UNITE works to create an inclusive campus


A table adorned with candles, a Black Lives Matter flag, and messages acknowledging and celebrating the lives of black Americans is set up in the Student Center. (Photo by Katia Esguerra)

Makenna Roy

The Universal Engaging Inclusive Transformative Education Program, or UNITE, at American River College is focused on creating a more inclusive community for the student body.

UNITE is focused on helping create a more comfortable space by participating in community outreach, hosting speakers, holding brave spaces in the wake of tragedies and connecting students with resources they may need — on or off campus.

Due to the announcement that the officers involved in the shooting of Stephon Clark are not facing criminal charges, UNITE members Raven Kauba and Dronme Davis create a window display in the Hub where students can share their thoughts and send their condolences. (Photo by Katia Esguerra)

Raven Kauba, a UNITE member, spoke about the type of impact the organization intends to have on the ARC community.

“[UNITE is] an organization that creates space for people who need it the most, and it doesn’t just vanish. The love we create in one event spreads like a ripple,” Kauba said.

Kauba said having UNITE, or a similar group, on campus can be beneficial for students. UNITE is on campus to help create a better understanding of the experiences that students face daily on campus.

“Serving students of color in an institution that was created to hinder their success is imperative,” Kauba said. “UNITE has brought so many amazing people and experiences into my life, and shown me that community problems need community solutions.”

Dronme Davis, a sociology and African-American studies major, shared why she decided to become a part of the UNITE team and what she plans to take away from the experience.

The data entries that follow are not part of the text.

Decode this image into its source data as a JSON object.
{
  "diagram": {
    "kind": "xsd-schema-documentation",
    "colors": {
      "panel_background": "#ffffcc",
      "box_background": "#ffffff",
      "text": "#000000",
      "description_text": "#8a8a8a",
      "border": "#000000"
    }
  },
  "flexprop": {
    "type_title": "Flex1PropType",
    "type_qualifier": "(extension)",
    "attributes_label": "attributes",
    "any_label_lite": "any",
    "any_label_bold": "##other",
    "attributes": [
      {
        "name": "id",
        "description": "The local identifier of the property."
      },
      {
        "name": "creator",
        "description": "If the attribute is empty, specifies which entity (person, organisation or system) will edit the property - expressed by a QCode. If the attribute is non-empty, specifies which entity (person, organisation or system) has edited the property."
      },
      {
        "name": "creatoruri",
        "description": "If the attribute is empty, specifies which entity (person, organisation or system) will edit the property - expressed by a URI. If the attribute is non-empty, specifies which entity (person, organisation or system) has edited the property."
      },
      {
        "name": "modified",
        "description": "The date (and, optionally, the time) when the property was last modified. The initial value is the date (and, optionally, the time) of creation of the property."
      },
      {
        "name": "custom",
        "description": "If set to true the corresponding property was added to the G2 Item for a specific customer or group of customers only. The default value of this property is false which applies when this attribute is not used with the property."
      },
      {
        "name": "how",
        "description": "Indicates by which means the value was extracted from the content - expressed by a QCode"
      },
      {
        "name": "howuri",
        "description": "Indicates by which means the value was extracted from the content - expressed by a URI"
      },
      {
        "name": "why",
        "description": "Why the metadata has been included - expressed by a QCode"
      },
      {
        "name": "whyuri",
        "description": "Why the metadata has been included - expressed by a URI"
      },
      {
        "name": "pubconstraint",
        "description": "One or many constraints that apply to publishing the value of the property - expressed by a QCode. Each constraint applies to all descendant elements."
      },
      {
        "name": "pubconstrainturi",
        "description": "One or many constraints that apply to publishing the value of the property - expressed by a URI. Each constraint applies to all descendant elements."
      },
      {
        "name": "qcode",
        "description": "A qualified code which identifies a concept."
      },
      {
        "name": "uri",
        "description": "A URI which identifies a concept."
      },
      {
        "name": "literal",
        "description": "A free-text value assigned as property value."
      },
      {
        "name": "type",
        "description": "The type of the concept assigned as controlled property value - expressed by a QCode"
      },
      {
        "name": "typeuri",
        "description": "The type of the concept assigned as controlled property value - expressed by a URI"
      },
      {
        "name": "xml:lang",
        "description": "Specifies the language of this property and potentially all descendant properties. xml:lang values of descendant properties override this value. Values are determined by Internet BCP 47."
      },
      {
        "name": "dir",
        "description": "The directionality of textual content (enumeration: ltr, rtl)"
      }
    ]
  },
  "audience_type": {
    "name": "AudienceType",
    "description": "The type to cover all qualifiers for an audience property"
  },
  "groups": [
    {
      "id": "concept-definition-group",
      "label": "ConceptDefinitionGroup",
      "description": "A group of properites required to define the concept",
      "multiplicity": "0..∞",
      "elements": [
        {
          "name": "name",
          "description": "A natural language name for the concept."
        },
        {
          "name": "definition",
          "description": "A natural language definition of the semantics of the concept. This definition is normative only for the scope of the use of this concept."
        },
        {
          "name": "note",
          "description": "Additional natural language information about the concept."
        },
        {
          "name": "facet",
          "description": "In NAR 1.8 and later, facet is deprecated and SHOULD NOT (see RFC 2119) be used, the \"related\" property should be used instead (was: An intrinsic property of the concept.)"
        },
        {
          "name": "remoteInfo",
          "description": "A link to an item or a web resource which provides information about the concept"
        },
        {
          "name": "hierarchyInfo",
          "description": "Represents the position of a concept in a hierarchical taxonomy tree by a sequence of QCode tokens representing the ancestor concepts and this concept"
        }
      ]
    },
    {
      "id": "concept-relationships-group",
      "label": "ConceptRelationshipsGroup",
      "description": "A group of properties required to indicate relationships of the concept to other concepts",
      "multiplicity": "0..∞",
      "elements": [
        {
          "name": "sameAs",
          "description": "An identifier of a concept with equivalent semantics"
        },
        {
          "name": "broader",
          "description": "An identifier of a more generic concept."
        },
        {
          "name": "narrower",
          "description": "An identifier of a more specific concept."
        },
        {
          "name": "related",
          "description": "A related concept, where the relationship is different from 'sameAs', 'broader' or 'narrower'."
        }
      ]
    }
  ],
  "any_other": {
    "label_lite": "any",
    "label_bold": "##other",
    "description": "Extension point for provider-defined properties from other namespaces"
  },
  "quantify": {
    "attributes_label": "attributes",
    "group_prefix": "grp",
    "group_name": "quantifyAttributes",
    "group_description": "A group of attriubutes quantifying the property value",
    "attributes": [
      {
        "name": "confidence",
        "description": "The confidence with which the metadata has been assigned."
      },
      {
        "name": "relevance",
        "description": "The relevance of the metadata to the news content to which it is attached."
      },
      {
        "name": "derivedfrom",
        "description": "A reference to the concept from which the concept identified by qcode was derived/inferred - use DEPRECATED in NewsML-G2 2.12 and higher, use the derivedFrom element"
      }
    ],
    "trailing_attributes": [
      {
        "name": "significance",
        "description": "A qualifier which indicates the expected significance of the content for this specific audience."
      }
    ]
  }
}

“I joined UNITE because I felt like it was time for me to find my community and use my voice,” Davis said. “[It] seemed like the perfect opportunity to find my place where I belonged, and let it support me in taking on the task of standing up for myself and what I believed in.”

According to Kauba, UNITE helps create spaces for students where they are able to display their works, such as visual or performing art, through activism-oriented spaces.

“We also are always in the office to connect students to other organizations that we work closely with, such as [Extended Opportunity Programs and Services], counseling or the Pride Center,” Kauba said. “And of course we are always available to chat or listen to a student in need.”

UNITE members Raven Kauba and Dronme Davis work on a poster for a window display in the Hub on March 4. (Photo by Katia Esguerra)

Kauba said that UNITE is able to accomplish its goals towards a more inclusive campus with the help from other groups within the community and groups in the Community and Diversity Center.

“UNITE does what it does because of the people in the community who supported and fought for it,” Kauba said. “Anything we help to accomplish for students of color in the future will happen because we have other amazing organizations on campus who are doing incredible work as well.”

Members of UNITE can be found in the Student Center in the Hub, across from the Center for Leadership and Development, from 8 a.m. to 5 p.m. Monday through Thursday and from 9 a.m. to 5 p.m. on Fridays.

If there are direct questions for the UNITE team, Kauba can be found in the UNITE office from 12 p.m. to 4 p.m. on Mondays and Wednesdays.